Judges 10:7, NIV: he became angry with them. He sold them into the hands of the Philistines and the Ammonites,

Judges 10:7, ESV: So the anger of the LORD was kindled against Israel, and he sold them into the hand of the Philistines and into the hand of the Ammonites,

Judges 10:7, KJV: And the anger of the LORD was hot against Israel, and he sold them into the hands of the Philistines, and into the hands of the children of Ammon.

Judges 10:7, NASB: And the anger of the LORD burned against Israel, and He sold them into the hands of the Philistines, and into the hands of the sons of Ammon.

Judges 10:7, NLT: So the LORD burned with anger against Israel, and he turned them over to the Philistines and the Ammonites,

Judges 10:7, CSB: So the Lord's anger burned against Israel, and he sold them to the Philistines and the Ammonites.

What does Judges 10:7 mean? [⇑ See verse text ⇑]

After the two secondary judges of Tola and Jair (Judges 10:1–5), the people of Israel seem to have thrown off all restraint. They dove headlong into the worship of all the gods of the peoples in and around the land of Canaan (Judges 10:6). This included not only the seemingly ever-present Baals and Ashtaroth (Judges 3:7; 8:33), but also the gods of the nations around them. The only God they stopped serving was the One True God, the Lord.

The Lord sees that His people have deliberately plunged into this great evil once more, even beyond their previous errors. The symbolism of God's anger being "kindled" evokes the concept of His wrath as fire (Psalm 78:21; Hebrews 12:29). Blatant rebellion and sin metaphorically "add fuel" to His anger. So, the Lord follows up on His promise not only to remove His protection but to actively hand His people over to their enemies (Deuteronomy 30:15–19; Judges 2:1–3). He allows them to fall under oppression by not one, but two nations: the Philistines and the Ammonites. These were both bitter enemies of Israel at various times throughout history.

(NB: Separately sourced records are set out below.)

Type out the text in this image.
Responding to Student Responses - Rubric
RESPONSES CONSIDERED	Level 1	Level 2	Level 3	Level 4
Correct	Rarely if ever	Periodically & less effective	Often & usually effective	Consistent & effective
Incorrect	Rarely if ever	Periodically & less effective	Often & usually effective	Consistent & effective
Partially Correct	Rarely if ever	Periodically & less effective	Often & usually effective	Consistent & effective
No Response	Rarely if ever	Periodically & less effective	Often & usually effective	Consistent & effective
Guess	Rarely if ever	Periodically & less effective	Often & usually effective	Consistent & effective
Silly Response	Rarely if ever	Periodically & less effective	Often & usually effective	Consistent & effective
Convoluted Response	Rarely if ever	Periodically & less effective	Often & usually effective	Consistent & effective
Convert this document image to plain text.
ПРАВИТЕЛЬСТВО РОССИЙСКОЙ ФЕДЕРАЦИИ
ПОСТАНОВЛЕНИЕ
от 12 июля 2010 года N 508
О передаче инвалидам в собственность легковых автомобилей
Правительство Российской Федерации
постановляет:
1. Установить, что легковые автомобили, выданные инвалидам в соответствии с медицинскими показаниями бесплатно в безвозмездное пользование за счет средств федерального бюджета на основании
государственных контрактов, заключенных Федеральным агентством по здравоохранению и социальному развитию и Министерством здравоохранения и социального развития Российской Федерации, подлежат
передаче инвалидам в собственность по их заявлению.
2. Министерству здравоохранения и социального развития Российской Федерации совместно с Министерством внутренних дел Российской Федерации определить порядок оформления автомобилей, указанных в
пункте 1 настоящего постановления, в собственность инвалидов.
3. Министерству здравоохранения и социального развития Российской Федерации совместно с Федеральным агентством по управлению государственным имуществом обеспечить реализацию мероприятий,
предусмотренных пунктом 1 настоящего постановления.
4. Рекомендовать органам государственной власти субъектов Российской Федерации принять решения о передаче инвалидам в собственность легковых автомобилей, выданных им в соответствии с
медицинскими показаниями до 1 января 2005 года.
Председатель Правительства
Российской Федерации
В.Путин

Clearly, in this moment in Israel's history, God is angry. His anger toward His people will not be easily cooled. Without contradiction, it's also true that God loves His people and acts in love towards them. Only suffering at the hands of their enemies will turn them back, eventually, to the One True God who provides for them. To be restored to a path towards life and goodness, the stubborn nation of Israel must experience discipline. The text uses the term "sold" to depict God giving the people over in this way.